EU Strong Economic Growth Is On Track

By Updated at 2017-08-16 08:10:41 +0000


LONDON (Reuters) - Miners and oil stocks helped Europe's major share index make strong gains on Wednesday, as higher metals prices lent a hand and investors awaited euro zone GDP figures expected to confirm the bloc's economic growth was on track.

The pan-European STOXX 600 rose 0.5 percent, its third day of gains after a sharp sell-off last week.
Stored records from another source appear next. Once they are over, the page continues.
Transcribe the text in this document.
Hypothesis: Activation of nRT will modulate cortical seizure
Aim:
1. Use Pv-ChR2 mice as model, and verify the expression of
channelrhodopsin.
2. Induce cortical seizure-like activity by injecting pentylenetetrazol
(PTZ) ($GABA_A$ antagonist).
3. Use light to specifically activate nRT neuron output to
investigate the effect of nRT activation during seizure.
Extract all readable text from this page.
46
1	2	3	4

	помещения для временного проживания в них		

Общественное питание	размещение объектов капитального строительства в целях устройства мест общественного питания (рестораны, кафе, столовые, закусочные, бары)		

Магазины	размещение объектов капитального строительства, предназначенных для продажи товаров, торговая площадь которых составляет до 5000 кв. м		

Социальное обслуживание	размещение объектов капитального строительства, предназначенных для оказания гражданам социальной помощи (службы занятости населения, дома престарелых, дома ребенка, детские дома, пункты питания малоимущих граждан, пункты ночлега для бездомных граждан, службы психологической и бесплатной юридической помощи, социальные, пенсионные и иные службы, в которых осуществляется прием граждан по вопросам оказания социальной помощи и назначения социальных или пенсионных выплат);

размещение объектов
Euro zone stocks and blue chips .STOXX50E jumped 0.6 percent.

Basic resources stocks .SXPP were the top boost, up 1.1 percent after London zinc hit a decade high, lifted by Chinese construction spending.

Leading gainers was British builder Balfour Beatty (BALF.L), up 4.6 percent after strong first-half profits boosted by a rebound in British construction.
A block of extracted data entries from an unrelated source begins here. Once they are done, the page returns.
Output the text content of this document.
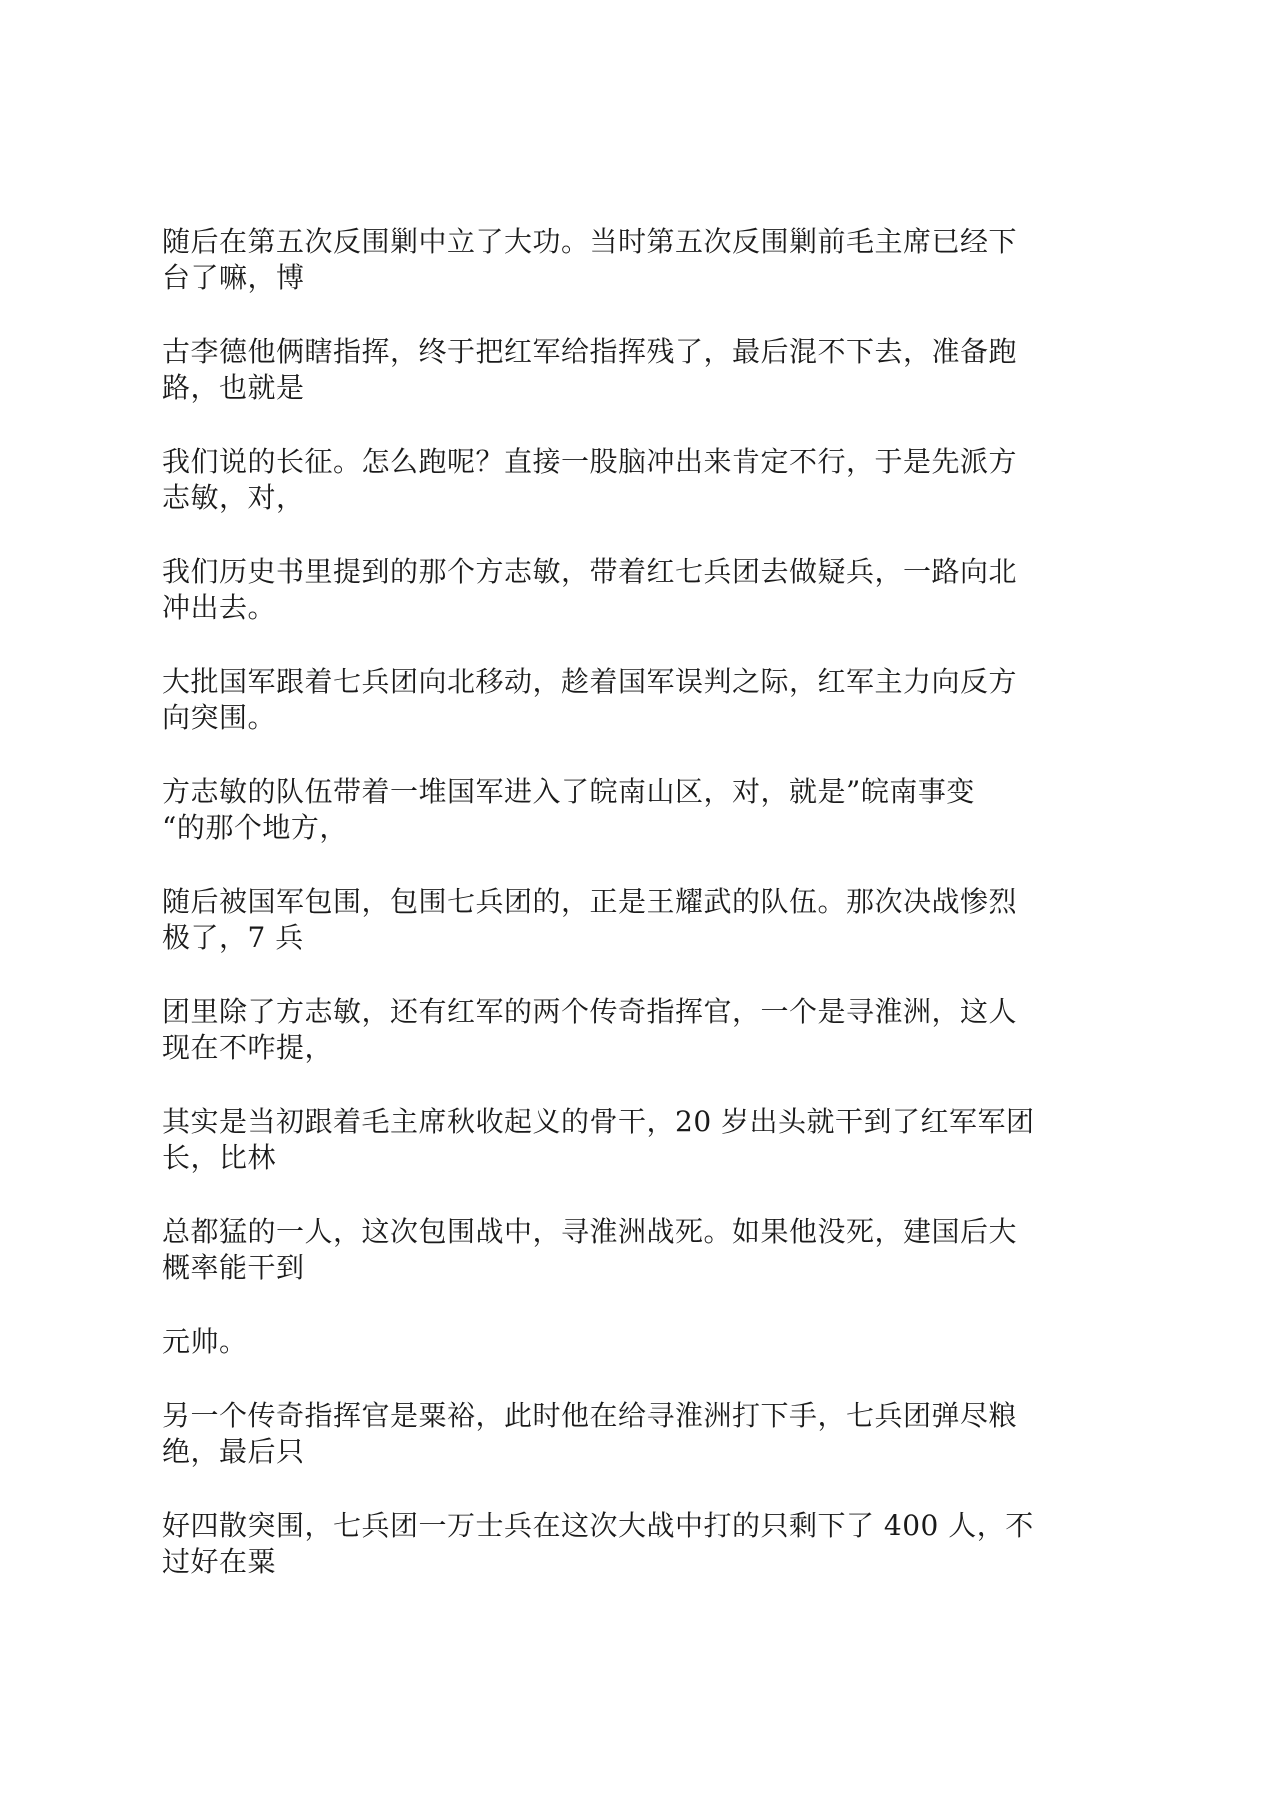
随后在第五次反围剿中立了大功。当时第五次反围剿前毛主席已经下
台了嘛，博

古李德他俩瞎指挥，终于把红军给指挥残了，最后混不下去，准备跑
路，也就是

我们说的长征。怎么跑呢？直接一股脑冲出来肯定不行，于是先派方
志敏，对，

我们历史书里提到的那个方志敏，带着红七兵团去做疑兵，一路向北
冲出去。

大批国军跟着七兵团向北移动，趁着国军误判之际，红军主力向反方
向突围。

方志敏的队伍带着一堆国军进入了皖南山区，对，就是”皖南事变
“的那个地方，

随后被国军包围，包围七兵团的，正是王耀武的队伍。那次决战惨烈
极了，7 兵

团里除了方志敏，还有红军的两个传奇指挥官，一个是寻淮洲，这人
现在不咋提，

其实是当初跟着毛主席秋收起义的骨干，20 岁出头就干到了红军军团
长，比林

总都猛的一人，这次包围战中，寻淮洲战死。如果他没死，建国后大
概率能干到

元帅。

另一个传奇指挥官是粟裕，此时他在给寻淮洲打下手，七兵团弹尽粮
绝，最后只

好四散突围，七兵团一万士兵在这次大战中打的只剩下了 400 人，不
过好在粟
Swedish healthcare firm Elekta (EKTAb.ST) jumped 2.8 percent after JP Morgan raised it to 'overweight'.

British car insurer Admiral (ADML.L) was the worst-performing, down 6.5 percent after it reported profits up just 1 percent in the first half, dragged down by injury claims costs due to a government change to personal injury rates.

And Swedish food retailer ICA (ICAA.ST) fell 5.2 percent after its second-quarter profits missed forecasts.

Airlines Lufthansa (LHAG.DE) and Easyjet (EZJ.L) lifted 1.7 to 1.9 percent again, continuing Tuesday's strong rally as they emerged as likely buyers of Air Berlin's (AB1.DE) assets when the German airline filed for insolvency.

Euro zone GDP figures were expected at 0900 GMT, with analysts forecasting 0.6 percent quarter-on-quarter GDP growth, or 2.4 percent annualized.

Stronger economic growth is part of the reason global active funds remain overwhelmingly positive on European equities, the biggest consensus overweight position according to Barclays’ analysis of investor flows.

Second-quarter results season was drawing to a close, with earnings expected to grow 15 percent from the second quarter last year, or 12.8 percent excluding the energy sector, Thomson Reuters data showed.

Revenue growth was tracking 4 percent, or 2.7 percent excluding energy.